Sure, this is a good new resource. Those responsible have produced a useful and very good looking book.

It might have been a good idea to think a bit more before publishing it though. After all, it is a bit hard to give the subdeacon the book containing the Epistle during the conclusion of the collect when the celebrant is singing the collect from the book containing the Epistle. Or is that why there is a discount for two copies? But buying two copies of this and of the "addtional volumes to be released" might get a little expensive.

No, Biretta Books would have done better to put all the orations in one volume and all the Epistles and Gospels in another. Maybe they would have had to wait a little longer, but the result would have been better, and less expensive.

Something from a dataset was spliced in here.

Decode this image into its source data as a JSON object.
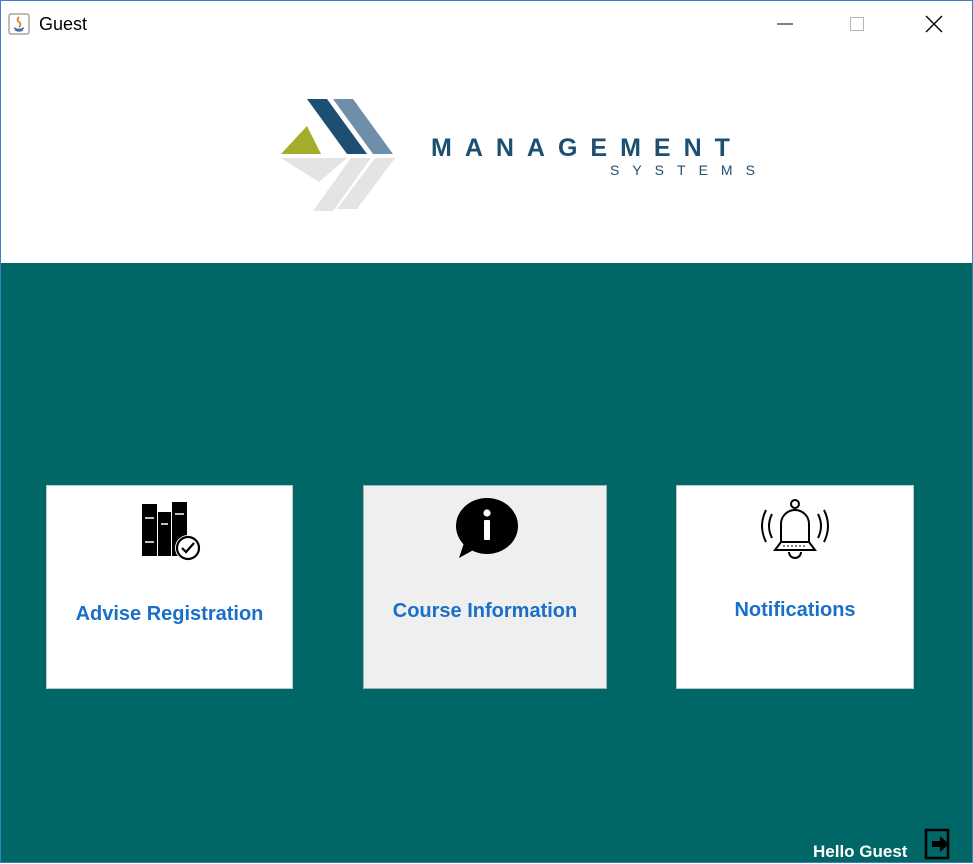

It might also have been useful for them to have checked the Code of Canon Law. You can't just publish a book for liturgical use without auhorisation. Whose authorisation is needed is a good question: probably that of the Ecclesia Dei Commission. So where is the book's authorisation, its imprimatur or concordat cum originali or whatever the relevent approbation is? Seems as if Biretta Books was in a bit too much of a hurry to publish to follow proper procedure.

Without authorisation, folks, Canticum Clericorum Romanorum probably ain't allowed for liturgical use. Better save your money until they've put all the orations and Epistles and Gospels into sensible volumes, and submitted them for approval. Let's hope they do this quickly. Then they will have done something great in honour of the Sacred Liturgy.

5 June 2011

A sloppy welcome

This is a picture from yesterday's ordination of priests for the English Ordinariate at Southwark Cathedral. There are more here. It is a pity that the Archbishop and his MC can't get the details of the modern rite of ordination right, and that those in the choir aren't interested anyway. The poor ordinands. They deserve better.

4 June 2011

There's disobedience and disobedience.

Over at Pray Tell there asking "Is this prelate disobeying the pope?" They seem to have picked up on an article which asks "Is this prelate disobeying a pope?" Note the difference.

Anyway, the folks at Pray Tell are getting all excited about the galero sported by this prelate earlier in the year. Go enjoy the comments on their post. Nice to see them taking rules about ecclesiastical dress so seriously at last.

As for the prelate concerned, maybe the galero isn't strictly permitted now. Maybe he was breaking a rule. Maybe he was making a prophetic gesture. Maybe he was humbly accepting a gift and showing good manners. Pray Tell doesn't seem to know.

If he was in the wrong, he's not the only prelate to disobey dress rules. Perhaps Pray Tell would like to examine the dress of this prelate and compare it to the rules published by the popes. They could even have a bit of a look at the other rules he has broken and see if there's a more substantial post they could put up. They could title it "This prelate is disobeying the pope".

Folks, there is disobedience and there is disobedience.